FAT KONG |
Views: 3040 |
Make a video game controller out of anything. |
Views: 3028 |
News Girl Caught With Something Between Her Legs |
Views: 2967 |
Crackhead at Funeral |
Views: 2930 |
Slinky on a treadmill |
Views: 2923 |
Wheel of Fortune Fail |
Views: 2837 |
17-year-old Pistol Whips Her Mom For a Car |
Views: 2763 |
Wii Fit with Britney Spears |
Views: 641 |
Lindsay Lohan's Boob Song |
Views: 625 |
Sexy or Ugly Friend? |
Views: 527 |
Malcolm Middleton sings "We're All Going to Die" and brings a holiday anthem to the masses (who are alone and depressed apparently).
Fergie sang Live and let die at the Music something or other. She spent some of the time flying around the stage playing a rocking version of Quidditch.
Maybe I don't want to die... I am just going to call this number here and maybe someone will tell me how important and loved I am… oh… well…never mind.
Rhydian could was ashore any day now and completely destroy pop music as you know it.
This tranny was arrested for seducing men and then killing them. If you fell for this, you deserve to die.
Say what you will about the state of music in 2007, there is no doubt that this does not help.
Japanese students everywhere passed out when their batteries died and where not replaced in time. Further proving the Japanese are not really human at all.
Hundreds of average bands with ugly lead singers could be heard collectively saying, "why didn't we think of that?”
This reeks of a badly written stop animation movie. Somewhere Danny Elfman is composing the music for this girls' soundtrack.
This fish, known as a Great Swallower, bite off a little more than it could chew. Then, in a moment of pure brilliance, his stomach split open and he died.

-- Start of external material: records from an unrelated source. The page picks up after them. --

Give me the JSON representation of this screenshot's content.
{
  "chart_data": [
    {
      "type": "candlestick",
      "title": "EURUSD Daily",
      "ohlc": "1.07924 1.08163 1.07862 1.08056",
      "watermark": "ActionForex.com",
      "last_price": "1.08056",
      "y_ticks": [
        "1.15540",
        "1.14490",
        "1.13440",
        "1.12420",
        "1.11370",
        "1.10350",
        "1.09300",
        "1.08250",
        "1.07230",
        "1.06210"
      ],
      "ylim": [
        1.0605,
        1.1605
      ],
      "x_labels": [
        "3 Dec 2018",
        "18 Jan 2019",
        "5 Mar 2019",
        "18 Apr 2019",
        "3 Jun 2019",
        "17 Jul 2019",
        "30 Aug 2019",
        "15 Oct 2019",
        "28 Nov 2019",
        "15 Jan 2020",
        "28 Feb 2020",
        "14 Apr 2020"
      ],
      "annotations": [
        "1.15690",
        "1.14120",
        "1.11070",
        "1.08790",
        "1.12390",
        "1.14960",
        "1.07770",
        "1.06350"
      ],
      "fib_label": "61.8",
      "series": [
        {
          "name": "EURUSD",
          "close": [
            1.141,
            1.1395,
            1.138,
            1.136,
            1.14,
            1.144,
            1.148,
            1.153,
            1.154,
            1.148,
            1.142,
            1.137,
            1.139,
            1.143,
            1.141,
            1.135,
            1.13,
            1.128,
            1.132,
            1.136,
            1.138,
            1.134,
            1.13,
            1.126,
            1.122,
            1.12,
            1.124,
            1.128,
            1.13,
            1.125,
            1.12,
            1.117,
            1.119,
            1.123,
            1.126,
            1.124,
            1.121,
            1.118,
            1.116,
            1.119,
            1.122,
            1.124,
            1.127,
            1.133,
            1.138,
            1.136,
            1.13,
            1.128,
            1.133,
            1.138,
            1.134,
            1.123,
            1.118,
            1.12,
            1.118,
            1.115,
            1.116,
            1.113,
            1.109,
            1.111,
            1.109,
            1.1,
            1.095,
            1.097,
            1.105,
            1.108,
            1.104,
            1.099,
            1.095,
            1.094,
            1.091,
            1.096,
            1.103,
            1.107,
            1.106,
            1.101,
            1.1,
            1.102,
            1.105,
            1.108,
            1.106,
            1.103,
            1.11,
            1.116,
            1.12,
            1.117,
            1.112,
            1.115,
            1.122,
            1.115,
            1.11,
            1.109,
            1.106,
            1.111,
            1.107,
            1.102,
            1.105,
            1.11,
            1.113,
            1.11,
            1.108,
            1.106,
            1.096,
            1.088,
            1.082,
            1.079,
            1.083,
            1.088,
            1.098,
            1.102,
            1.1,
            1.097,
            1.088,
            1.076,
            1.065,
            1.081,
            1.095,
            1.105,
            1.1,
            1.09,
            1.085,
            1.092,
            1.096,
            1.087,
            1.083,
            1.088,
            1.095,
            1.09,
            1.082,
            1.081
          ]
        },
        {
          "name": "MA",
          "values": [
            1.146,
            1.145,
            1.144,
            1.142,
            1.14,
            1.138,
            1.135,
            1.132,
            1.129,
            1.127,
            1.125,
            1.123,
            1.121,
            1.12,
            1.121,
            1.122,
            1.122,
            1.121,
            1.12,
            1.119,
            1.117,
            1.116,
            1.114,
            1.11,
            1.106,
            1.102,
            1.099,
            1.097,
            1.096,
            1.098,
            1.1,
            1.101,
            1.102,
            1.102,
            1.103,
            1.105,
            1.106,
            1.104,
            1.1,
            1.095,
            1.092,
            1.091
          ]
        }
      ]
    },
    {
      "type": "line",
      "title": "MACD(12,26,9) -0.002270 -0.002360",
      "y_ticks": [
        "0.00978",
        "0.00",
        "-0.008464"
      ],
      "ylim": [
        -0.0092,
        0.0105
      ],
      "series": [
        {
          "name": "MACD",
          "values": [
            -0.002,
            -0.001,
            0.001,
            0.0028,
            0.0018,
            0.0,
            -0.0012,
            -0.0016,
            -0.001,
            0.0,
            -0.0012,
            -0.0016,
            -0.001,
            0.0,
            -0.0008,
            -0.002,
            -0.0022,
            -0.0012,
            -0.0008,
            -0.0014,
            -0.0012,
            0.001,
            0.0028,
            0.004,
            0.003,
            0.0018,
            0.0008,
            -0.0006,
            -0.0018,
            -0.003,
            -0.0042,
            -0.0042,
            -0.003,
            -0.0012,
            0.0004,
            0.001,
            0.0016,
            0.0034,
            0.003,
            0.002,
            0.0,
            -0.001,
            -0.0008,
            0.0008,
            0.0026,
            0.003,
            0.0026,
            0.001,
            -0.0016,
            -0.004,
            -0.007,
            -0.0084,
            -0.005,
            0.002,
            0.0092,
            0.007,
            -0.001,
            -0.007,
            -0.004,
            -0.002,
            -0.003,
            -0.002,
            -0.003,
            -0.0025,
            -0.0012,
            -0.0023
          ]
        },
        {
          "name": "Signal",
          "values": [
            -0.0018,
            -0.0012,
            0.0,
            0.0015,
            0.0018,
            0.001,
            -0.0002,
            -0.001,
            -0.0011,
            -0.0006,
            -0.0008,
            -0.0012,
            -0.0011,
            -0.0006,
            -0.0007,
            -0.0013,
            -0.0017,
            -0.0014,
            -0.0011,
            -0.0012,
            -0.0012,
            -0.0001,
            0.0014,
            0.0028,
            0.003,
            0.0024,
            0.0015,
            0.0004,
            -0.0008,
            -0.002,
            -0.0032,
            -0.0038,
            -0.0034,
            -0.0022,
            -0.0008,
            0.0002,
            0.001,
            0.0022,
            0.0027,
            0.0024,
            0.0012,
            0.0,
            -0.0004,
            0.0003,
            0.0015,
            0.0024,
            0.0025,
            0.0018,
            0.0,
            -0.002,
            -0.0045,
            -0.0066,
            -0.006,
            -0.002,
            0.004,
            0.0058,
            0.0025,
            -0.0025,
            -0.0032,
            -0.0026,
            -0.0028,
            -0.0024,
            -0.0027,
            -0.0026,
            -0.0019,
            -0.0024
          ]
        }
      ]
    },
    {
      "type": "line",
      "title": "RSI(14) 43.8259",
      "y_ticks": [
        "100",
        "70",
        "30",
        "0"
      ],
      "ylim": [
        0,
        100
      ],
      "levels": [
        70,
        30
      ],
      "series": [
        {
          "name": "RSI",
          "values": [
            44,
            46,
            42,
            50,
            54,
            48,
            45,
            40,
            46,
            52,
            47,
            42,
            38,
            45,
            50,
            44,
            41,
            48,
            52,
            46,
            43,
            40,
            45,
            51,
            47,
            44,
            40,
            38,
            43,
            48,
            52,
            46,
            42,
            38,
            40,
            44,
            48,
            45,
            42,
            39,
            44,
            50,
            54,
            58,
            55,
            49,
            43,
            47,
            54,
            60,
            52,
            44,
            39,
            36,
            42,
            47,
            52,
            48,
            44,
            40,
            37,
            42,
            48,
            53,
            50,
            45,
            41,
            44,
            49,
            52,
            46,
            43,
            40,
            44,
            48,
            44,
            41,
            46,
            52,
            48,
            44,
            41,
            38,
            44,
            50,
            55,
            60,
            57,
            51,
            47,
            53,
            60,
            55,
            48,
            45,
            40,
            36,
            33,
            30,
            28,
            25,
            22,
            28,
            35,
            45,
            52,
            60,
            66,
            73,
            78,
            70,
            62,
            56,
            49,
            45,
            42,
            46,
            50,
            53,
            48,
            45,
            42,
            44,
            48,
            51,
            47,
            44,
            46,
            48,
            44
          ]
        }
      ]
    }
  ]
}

If you get every joke in this song you are probably very intelligent although you live alone in a dark apartment.
In theaters 10-26-07(limited). The true story of Richard Pimentel, a brilliant public speaker with a troubled past, who returns from Vietnam severely hearing-impaired and finds a new purpose in his landmark efforts on the behalf of Americans with disabilities.
This funeral ad beckons you to step closer, only to fall to your death. Downside, well death. Upside? Sky rocketing profits in the casket market!
Diana Ross thought that no one would recognize her without makeup. Unfortunately an old woman died of a heart attack when she mistook Mrs. Ross for Death.
Reason number 57 why being an actor sucks: when you for real die everyone laughs and thinks your faking it.
This one time at band camp, there was like sex everywhere. The G note was doing the A from behind. And the B-flat was blowing C.
Playing this edition of Who’d You Rather will be the only thing you accomplish before you turn 25.
"Little Wings" as performed by Mark Gormley is an audio treat on its own. Add in a mustache, dance moves, and a green screen and well its just art.
Gwen Stefani used to be hard core and she rocked. Now she sings pop music and kidnaps Asians. If you're going to sell out, UPSIZE THE BOOBS!